XXXXXXXXX 00 00 00 00 00 00 00 00 00 00 02 03 00 00 15 00  [................]
XXXXXXXXX 00 00 00 00 00 00 00 00 00 00 00 00 00 00 00 00  [................]
XXXXXXXXX 00 00 00 00 00 00 00 07 05 C4 02                 [...........]
-----Current Page-----
nsbfdbpt 0x1b74mmmm
ifccrcp = 0x1b74mmm, ifccrcl = 0x1b74emmm
buffer length = 56
XXXXXXXXX                                  01 02 1C 21 54             [...!T]
..................................
..................................
XXXXXXXXX 04 C3 47 51 57 06 C5 04 41 64 58 51 06 C5 04 42  [..GQW...AdXQ...B]
XXXXXXXXX 01 58 51                                         [.XQ]
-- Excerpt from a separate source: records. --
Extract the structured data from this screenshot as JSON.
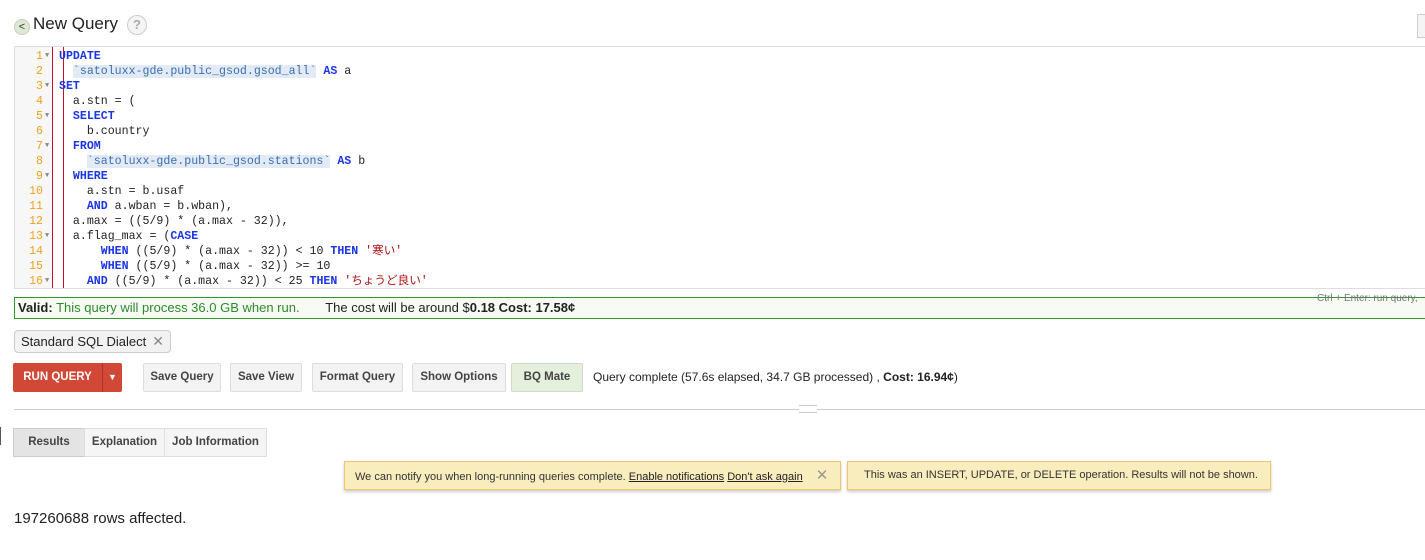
{
  "header": {
    "back_icon": "<",
    "title": "New Query",
    "help_icon": "?"
  },
  "editor": {
    "lines": [
      {
        "n": "1",
        "fold": true,
        "segs": [
          {
            "t": "UPDATE",
            "c": "kw"
          }
        ]
      },
      {
        "n": "2",
        "fold": false,
        "segs": [
          {
            "t": "  ",
            "c": ""
          },
          {
            "t": "`satoluxx-gde.public_gsod.gsod_all`",
            "c": "str"
          },
          {
            "t": " ",
            "c": ""
          },
          {
            "t": "AS",
            "c": "kw"
          },
          {
            "t": " a",
            "c": ""
          }
        ]
      },
      {
        "n": "3",
        "fold": true,
        "segs": [
          {
            "t": "SET",
            "c": "kw"
          }
        ]
      },
      {
        "n": "4",
        "fold": false,
        "segs": [
          {
            "t": "  a.stn = (",
            "c": ""
          }
        ]
      },
      {
        "n": "5",
        "fold": true,
        "segs": [
          {
            "t": "  ",
            "c": ""
          },
          {
            "t": "SELECT",
            "c": "kw"
          }
        ]
      },
      {
        "n": "6",
        "fold": false,
        "segs": [
          {
            "t": "    b.country",
            "c": ""
          }
        ]
      },
      {
        "n": "7",
        "fold": true,
        "segs": [
          {
            "t": "  ",
            "c": ""
          },
          {
            "t": "FROM",
            "c": "kw"
          }
        ]
      },
      {
        "n": "8",
        "fold": false,
        "segs": [
          {
            "t": "    ",
            "c": ""
          },
          {
            "t": "`satoluxx-gde.public_gsod.stations`",
            "c": "str"
          },
          {
            "t": " ",
            "c": ""
          },
          {
            "t": "AS",
            "c": "kw"
          },
          {
            "t": " b",
            "c": ""
          }
        ]
      },
      {
        "n": "9",
        "fold": true,
        "segs": [
          {
            "t": "  ",
            "c": ""
          },
          {
            "t": "WHERE",
            "c": "kw"
          }
        ]
      },
      {
        "n": "10",
        "fold": false,
        "segs": [
          {
            "t": "    a.stn = b.usaf",
            "c": ""
          }
        ]
      },
      {
        "n": "11",
        "fold": false,
        "segs": [
          {
            "t": "    ",
            "c": ""
          },
          {
            "t": "AND",
            "c": "kw"
          },
          {
            "t": " a.wban = b.wban),",
            "c": ""
          }
        ]
      },
      {
        "n": "12",
        "fold": false,
        "segs": [
          {
            "t": "  a.max = ((5/9) * (a.max - 32)),",
            "c": ""
          }
        ]
      },
      {
        "n": "13",
        "fold": true,
        "segs": [
          {
            "t": "  a.flag_max = (",
            "c": ""
          },
          {
            "t": "CASE",
            "c": "kw"
          }
        ]
      },
      {
        "n": "14",
        "fold": false,
        "segs": [
          {
            "t": "      ",
            "c": ""
          },
          {
            "t": "WHEN",
            "c": "kw"
          },
          {
            "t": " ((5/9) * (a.max - 32)) < 10 ",
            "c": ""
          },
          {
            "t": "THEN",
            "c": "kw"
          },
          {
            "t": " '寒い'",
            "c": "jp"
          }
        ]
      },
      {
        "n": "15",
        "fold": false,
        "segs": [
          {
            "t": "      ",
            "c": ""
          },
          {
            "t": "WHEN",
            "c": "kw"
          },
          {
            "t": " ((5/9) * (a.max - 32)) >= 10",
            "c": ""
          }
        ]
      },
      {
        "n": "16",
        "fold": true,
        "segs": [
          {
            "t": "    ",
            "c": ""
          },
          {
            "t": "AND",
            "c": "kw"
          },
          {
            "t": " ((5/9) * (a.max - 32)) < 25 ",
            "c": ""
          },
          {
            "t": "THEN",
            "c": "kw"
          },
          {
            "t": " 'ちょうど良い'",
            "c": "jp"
          }
        ]
      }
    ]
  },
  "validation": {
    "label": "Valid:",
    "message": "This query will process 36.0 GB when run.",
    "cost_prefix": "The cost will be around $",
    "cost_value": "0.18 Cost: 17.58¢"
  },
  "shortcut_hint": "Ctrl + Enter: run query,",
  "dialect_chip": {
    "label": "Standard SQL Dialect",
    "close_icon": "✕"
  },
  "toolbar": {
    "run": "RUN QUERY",
    "run_dropdown_icon": "▼",
    "save_query": "Save Query",
    "save_view": "Save View",
    "format_query": "Format Query",
    "show_options": "Show Options",
    "bq_mate": "BQ Mate"
  },
  "status": {
    "text": "Query complete (57.6s elapsed, 34.7 GB processed) , ",
    "cost_label": "Cost: 16.94¢",
    "close": ")"
  },
  "tabs": [
    "Results",
    "Explanation",
    "Job Information"
  ],
  "notices": {
    "notify_text": "We can notify you when long-running queries complete.",
    "enable": "Enable notifications",
    "dont_ask": "Don't ask again",
    "close_icon": "✕",
    "dml_text": "This was an INSERT, UPDATE, or DELETE operation. Results will not be shown."
  },
  "result": {
    "rows_affected": "197260688 rows affected."
  }
}
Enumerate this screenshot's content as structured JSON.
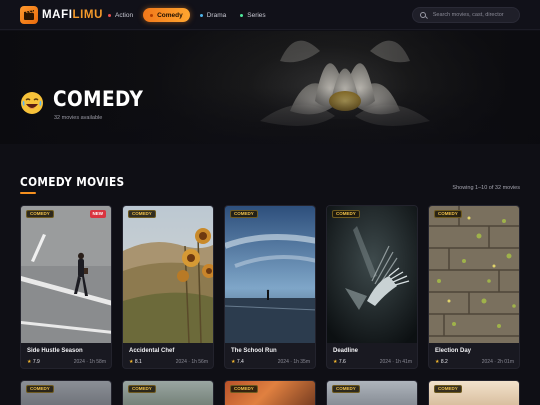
{
  "brand": {
    "name_a": "MAFI",
    "name_b": "LIMU",
    "logo_icon": "clapperboard-icon"
  },
  "nav": {
    "links": [
      {
        "label": "Action",
        "dot_color": "#e94f4f",
        "active": false
      },
      {
        "label": "Comedy",
        "dot_color": "#1b0d00",
        "active": true
      },
      {
        "label": "Drama",
        "dot_color": "#4fb3e9",
        "active": false
      },
      {
        "label": "Series",
        "dot_color": "#4fe99a",
        "active": false
      }
    ]
  },
  "search": {
    "placeholder": "Search movies, cast, director",
    "value": ""
  },
  "hero": {
    "emoji": "laughing-face",
    "title": "COMEDY",
    "subtitle": "32 movies available"
  },
  "section": {
    "title": "COMEDY MOVIES",
    "showing": "Showing 1–10 of 32 movies"
  },
  "colors": {
    "accent": "#f5901f",
    "tag": "#f0c14a",
    "new_badge": "#d9343f",
    "star": "#f5b82e"
  },
  "movies": [
    {
      "tag": "COMEDY",
      "badge": "NEW",
      "title": "Side Hustle Season",
      "rating": "7.9",
      "meta": "2024 · 1h 58m"
    },
    {
      "tag": "COMEDY",
      "badge": "",
      "title": "Accidental Chef",
      "rating": "8.1",
      "meta": "2024 · 1h 56m"
    },
    {
      "tag": "COMEDY",
      "badge": "",
      "title": "The School Run",
      "rating": "7.4",
      "meta": "2024 · 1h 35m"
    },
    {
      "tag": "COMEDY",
      "badge": "",
      "title": "Deadline",
      "rating": "7.6",
      "meta": "2024 · 1h 41m"
    },
    {
      "tag": "COMEDY",
      "badge": "",
      "title": "Election Day",
      "rating": "8.2",
      "meta": "2024 · 2h 01m"
    }
  ],
  "movies_row2": [
    {
      "tag": "COMEDY"
    },
    {
      "tag": "COMEDY"
    },
    {
      "tag": "COMEDY"
    },
    {
      "tag": "COMEDY"
    },
    {
      "tag": "COMEDY"
    }
  ]
}
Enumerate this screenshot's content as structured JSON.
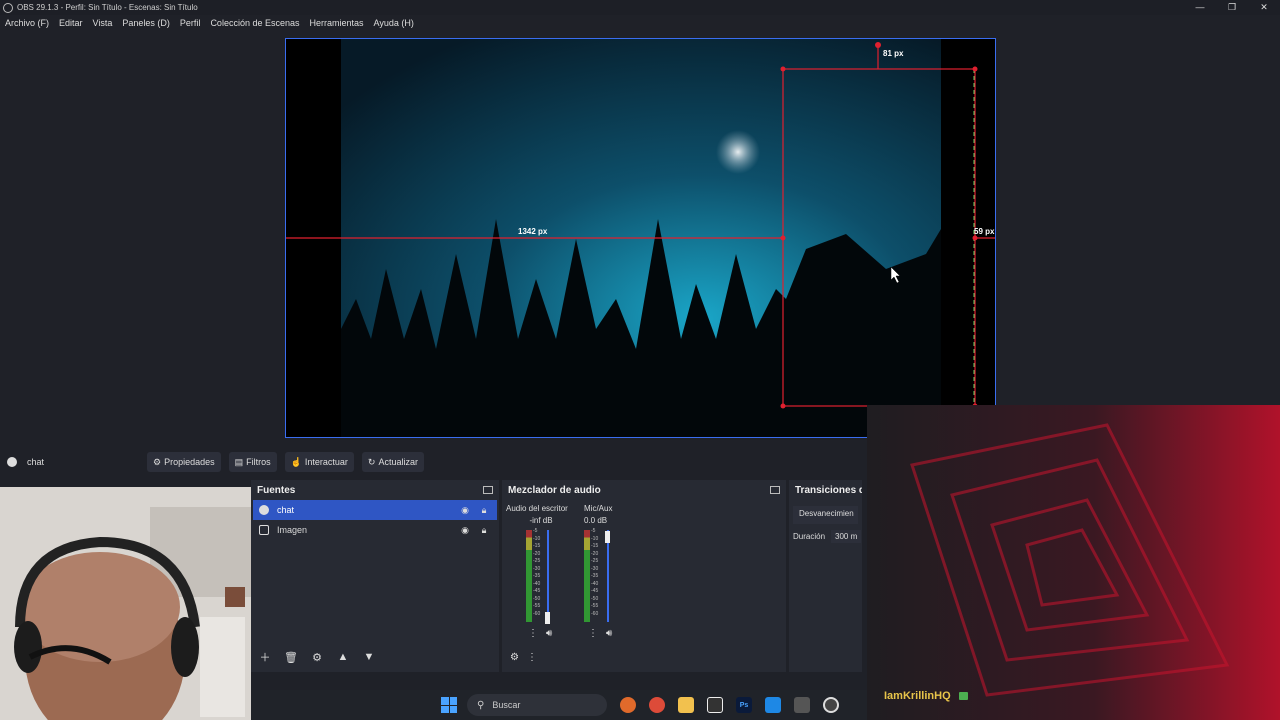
{
  "window": {
    "title": "OBS 29.1.3 - Perfil: Sin Título - Escenas: Sin Título",
    "controls": [
      "—",
      "❐",
      "✕"
    ]
  },
  "menu": [
    "Archivo (F)",
    "Editar",
    "Vista",
    "Paneles (D)",
    "Perfil",
    "Colección de Escenas",
    "Herramientas",
    "Ayuda (H)"
  ],
  "preview": {
    "measure_top": "81 px",
    "measure_left": "1342 px",
    "measure_right": "59 px"
  },
  "source_toolbar": {
    "selected_source": "chat",
    "properties": "Propiedades",
    "filters": "Filtros",
    "interact": "Interactuar",
    "refresh": "Actualizar"
  },
  "sources_dock": {
    "title": "Fuentes",
    "items": [
      {
        "name": "chat",
        "selected": true,
        "icon": "globe-icon"
      },
      {
        "name": "Imagen",
        "selected": false,
        "icon": "image-icon"
      }
    ],
    "footer_icons": [
      "add-icon",
      "trash-icon",
      "gear-icon",
      "up-icon",
      "down-icon"
    ]
  },
  "mixer_dock": {
    "title": "Mezclador de audio",
    "channels": [
      {
        "name": "Audio del escritor",
        "level": "-inf dB"
      },
      {
        "name": "Mic/Aux",
        "level": "0.0 dB"
      }
    ],
    "ticks": [
      "-5",
      "-10",
      "-15",
      "-20",
      "-25",
      "-30",
      "-35",
      "-40",
      "-45",
      "-50",
      "-55",
      "-60"
    ]
  },
  "transitions_dock": {
    "title": "Transiciones d",
    "selected": "Desvanecimien",
    "duration_label": "Duración",
    "duration_value": "300 m"
  },
  "overlay": {
    "username": "IamKrillinHQ"
  },
  "taskbar": {
    "search_placeholder": "Buscar"
  },
  "colors": {
    "accent": "#3a6df0",
    "crop_red": "#e0202f",
    "username": "#e8c44a"
  }
}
03 5E – The Page before shows we have an OALL8 packet and it looks like bind data has been left on the wire. As you can see last three bytes of bind data is left and read as new packet also they matches our error.

Also, in that last three bytes length of first bind data is 5 second is 21 and so on.

I have change some names of files and other stuff but data which i want to show are same from trace.